The invention relates to inline liquid drug medical devices for liquid drug reconstitution and administration purposes.
Commonly owned U.S. Pat. No. 6,238,372 entitled Fluid Control Device illustrates and describes a fluid control device for use with a syringe and at least one medicinal vessel. The fluid control device includes a first port, a second port for receiving the syringe, a third port including an adaptor having a fluid conduit member extending into the interior of the medicinal vessel when attached thereto and a flow control member selectively disposable from a first flow control position enabling a flow path between a first pair of two ports and second flow control position enabling a flow path between a second pair of two ports. The flow control member is coupled to one of the ports for manipulation between its flow control positions.
Commonly owned PCT International Application No. PCT/IL2005/000376 entitled Liquid Drug Medical Devices and published under PCT International Publication No. WO 2005/105014 illustrates and describes a liquid drug medical device for liquid drug reconstitution and administration purposes, a vial adapter with elastomer tubing and a needle shield removal device. The liquid drug medical device has a longitudinal axis and is intended for use with a source of physiological solution and a medicinal vessel. The liquid drug medical device includes a body member having a first port for fluid connection with the source of physiological solution and a flow control member rotatably mounted in the body member about an axis of rotation co-directional with the longitudinal axis. The flow control member has a first major flow duct and a second major flow duct substantially parallel to and non-coaxial with the axis of rotation and respectively terminating at a second port, and a third port for administering the liquid drug. The liquid drug medical device further includes a manually rotatable adapter having a fluid conduit member with a proximal end in flow communication with the second port and a distal end extending into the medicinal vessel on its attachment to the adapter, and coupled to the flow control member for rotating same between a first flow control position for connecting the first port with the second port, and a second flow control position for connecting the first port with the third port.

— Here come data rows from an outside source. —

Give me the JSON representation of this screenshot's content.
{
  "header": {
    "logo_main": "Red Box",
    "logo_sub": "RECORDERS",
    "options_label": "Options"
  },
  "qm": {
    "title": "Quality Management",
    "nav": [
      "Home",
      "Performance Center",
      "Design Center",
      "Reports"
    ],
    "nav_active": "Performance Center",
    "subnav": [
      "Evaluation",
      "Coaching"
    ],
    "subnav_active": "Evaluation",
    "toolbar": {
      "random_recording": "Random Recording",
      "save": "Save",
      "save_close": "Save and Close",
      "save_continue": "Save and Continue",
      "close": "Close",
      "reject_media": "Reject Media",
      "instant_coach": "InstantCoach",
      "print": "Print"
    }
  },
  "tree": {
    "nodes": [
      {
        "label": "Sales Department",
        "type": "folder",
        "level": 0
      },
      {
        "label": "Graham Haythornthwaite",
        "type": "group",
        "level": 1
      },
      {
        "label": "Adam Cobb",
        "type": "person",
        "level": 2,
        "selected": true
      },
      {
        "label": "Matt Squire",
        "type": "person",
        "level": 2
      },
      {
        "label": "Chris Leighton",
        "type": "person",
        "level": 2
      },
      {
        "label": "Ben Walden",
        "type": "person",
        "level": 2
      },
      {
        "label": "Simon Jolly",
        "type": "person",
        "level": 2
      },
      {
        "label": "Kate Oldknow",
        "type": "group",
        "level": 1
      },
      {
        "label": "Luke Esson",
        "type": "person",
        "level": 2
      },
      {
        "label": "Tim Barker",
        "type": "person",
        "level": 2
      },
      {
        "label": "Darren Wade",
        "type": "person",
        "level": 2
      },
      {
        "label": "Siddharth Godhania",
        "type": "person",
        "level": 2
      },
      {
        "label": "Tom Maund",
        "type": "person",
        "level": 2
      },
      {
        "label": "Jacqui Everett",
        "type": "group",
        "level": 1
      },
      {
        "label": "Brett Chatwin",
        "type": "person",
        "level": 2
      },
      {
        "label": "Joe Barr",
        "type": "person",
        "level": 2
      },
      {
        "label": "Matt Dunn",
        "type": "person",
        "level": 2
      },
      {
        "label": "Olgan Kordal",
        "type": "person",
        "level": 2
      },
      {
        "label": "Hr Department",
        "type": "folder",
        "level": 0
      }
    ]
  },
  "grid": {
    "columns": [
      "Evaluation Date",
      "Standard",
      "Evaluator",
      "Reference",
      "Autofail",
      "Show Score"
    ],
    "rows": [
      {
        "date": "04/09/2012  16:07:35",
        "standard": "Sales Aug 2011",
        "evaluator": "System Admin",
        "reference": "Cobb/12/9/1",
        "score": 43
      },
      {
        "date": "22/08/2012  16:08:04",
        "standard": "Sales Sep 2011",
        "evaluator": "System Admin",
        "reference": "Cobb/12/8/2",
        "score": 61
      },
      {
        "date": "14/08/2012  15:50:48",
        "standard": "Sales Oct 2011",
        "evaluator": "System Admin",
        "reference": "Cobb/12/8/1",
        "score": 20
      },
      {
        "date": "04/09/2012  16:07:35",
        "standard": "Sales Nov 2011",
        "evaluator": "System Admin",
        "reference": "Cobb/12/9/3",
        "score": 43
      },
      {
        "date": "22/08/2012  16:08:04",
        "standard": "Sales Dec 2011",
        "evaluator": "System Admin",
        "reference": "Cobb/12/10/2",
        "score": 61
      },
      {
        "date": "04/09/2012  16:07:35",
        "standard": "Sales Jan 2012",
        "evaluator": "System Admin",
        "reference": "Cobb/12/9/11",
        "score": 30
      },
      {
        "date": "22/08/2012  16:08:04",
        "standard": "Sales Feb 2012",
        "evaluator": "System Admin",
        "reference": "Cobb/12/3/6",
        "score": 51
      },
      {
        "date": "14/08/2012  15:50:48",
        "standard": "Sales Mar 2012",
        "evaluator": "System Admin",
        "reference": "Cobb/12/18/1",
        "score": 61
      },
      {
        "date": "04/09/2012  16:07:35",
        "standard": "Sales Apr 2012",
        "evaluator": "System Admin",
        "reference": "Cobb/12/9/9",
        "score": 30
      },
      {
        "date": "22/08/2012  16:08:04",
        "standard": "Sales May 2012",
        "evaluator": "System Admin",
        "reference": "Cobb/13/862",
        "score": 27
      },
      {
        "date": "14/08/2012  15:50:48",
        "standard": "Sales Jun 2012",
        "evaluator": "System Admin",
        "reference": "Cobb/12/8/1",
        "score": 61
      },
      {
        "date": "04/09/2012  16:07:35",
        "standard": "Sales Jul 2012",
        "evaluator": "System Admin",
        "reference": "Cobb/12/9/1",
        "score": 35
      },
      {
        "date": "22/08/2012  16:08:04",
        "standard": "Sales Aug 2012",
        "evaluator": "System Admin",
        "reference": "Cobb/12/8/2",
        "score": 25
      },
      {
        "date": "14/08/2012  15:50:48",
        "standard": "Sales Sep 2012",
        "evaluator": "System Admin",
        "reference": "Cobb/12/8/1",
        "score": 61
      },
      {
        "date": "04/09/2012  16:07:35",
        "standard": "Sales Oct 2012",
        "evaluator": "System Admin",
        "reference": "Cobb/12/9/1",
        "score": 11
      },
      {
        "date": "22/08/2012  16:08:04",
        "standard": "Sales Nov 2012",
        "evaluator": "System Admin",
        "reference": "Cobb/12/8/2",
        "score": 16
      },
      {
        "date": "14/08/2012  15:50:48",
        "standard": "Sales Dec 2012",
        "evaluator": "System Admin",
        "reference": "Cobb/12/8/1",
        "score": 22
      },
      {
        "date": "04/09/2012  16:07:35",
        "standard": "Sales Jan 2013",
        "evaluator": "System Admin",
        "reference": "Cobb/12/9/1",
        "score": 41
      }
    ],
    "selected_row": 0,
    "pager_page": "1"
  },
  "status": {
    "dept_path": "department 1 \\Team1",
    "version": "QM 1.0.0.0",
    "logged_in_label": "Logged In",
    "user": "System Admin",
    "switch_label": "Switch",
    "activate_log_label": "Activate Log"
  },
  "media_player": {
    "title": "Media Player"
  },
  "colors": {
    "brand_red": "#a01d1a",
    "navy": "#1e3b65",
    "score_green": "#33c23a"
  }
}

Commonly owned PCT International Application No. PCT/US2008/070024 entitled Medicament Mixing and Injection Apparatus and published under PCT International Publication No. WO 2009/038860 illustrates and describes a mixing and injection apparatus including a needle and a needle base, a syringe attachment element and a mixing chamber engagement assembly including a needle chamber surrounding the needle and a first liquid conduit portion, sealed from the needle chamber and a mixing chamber engagement portion including a second liquid conduit portion communicating with the first liquid conduit portion and configured for communication with a mixing chamber. The syringe attachment element and the needle base are configured to permit liquid communication between an interior of the syringe and the first liquid conduit portion when the syringe attachment element and the needle base are in the first relative engagement orientation and to permit liquid communication between an interior of the syringe and the needle when the syringe attachment element and the needle base are in the second relative engagement orientation, axially separated from the first relative orientation along the injection axis.
The present invention is directed toward inline liquid drug medical devices for use with a source of physiological fluid and a medicinal vessel for liquid drug reconstitution and administration purposes.
The inline liquid drug medical device includes a housing having a longitudinal device axis and a vial adapter removably attached on the housing and detachable therefrom along a line of detachment co-directional with the device axis. The housing has three ports, a first port onto which is connected the source of physiological fluid, a second port which leads to the medicinal vessel, and a third port which is fitted with a drug dispenser such as a needle, an atomizer, and the like.
The inline liquid drug medical device includes a manually operated actuating mechanism for applying a linear displacement force to a flow control member sealingly accommodated inside a bore in the housing for sliding the flow control member along the bore in a transverse direction to the device axis from an initial first flow control position for liquid drug reconstitution purposes to a subsequent second flow control position for liquid drug administration purposes. The first flow control position enables flow communication between the first port and the second port for liquid drug reconstitution purposes. The second flow control position enables flow communication between the first port and the third port fitted with a drug dispenser such as a needle, an atomizer, and the like, for liquid drug administration purposes. The first and third ports are preferably co-axial for facilitating more intuitive use of the device.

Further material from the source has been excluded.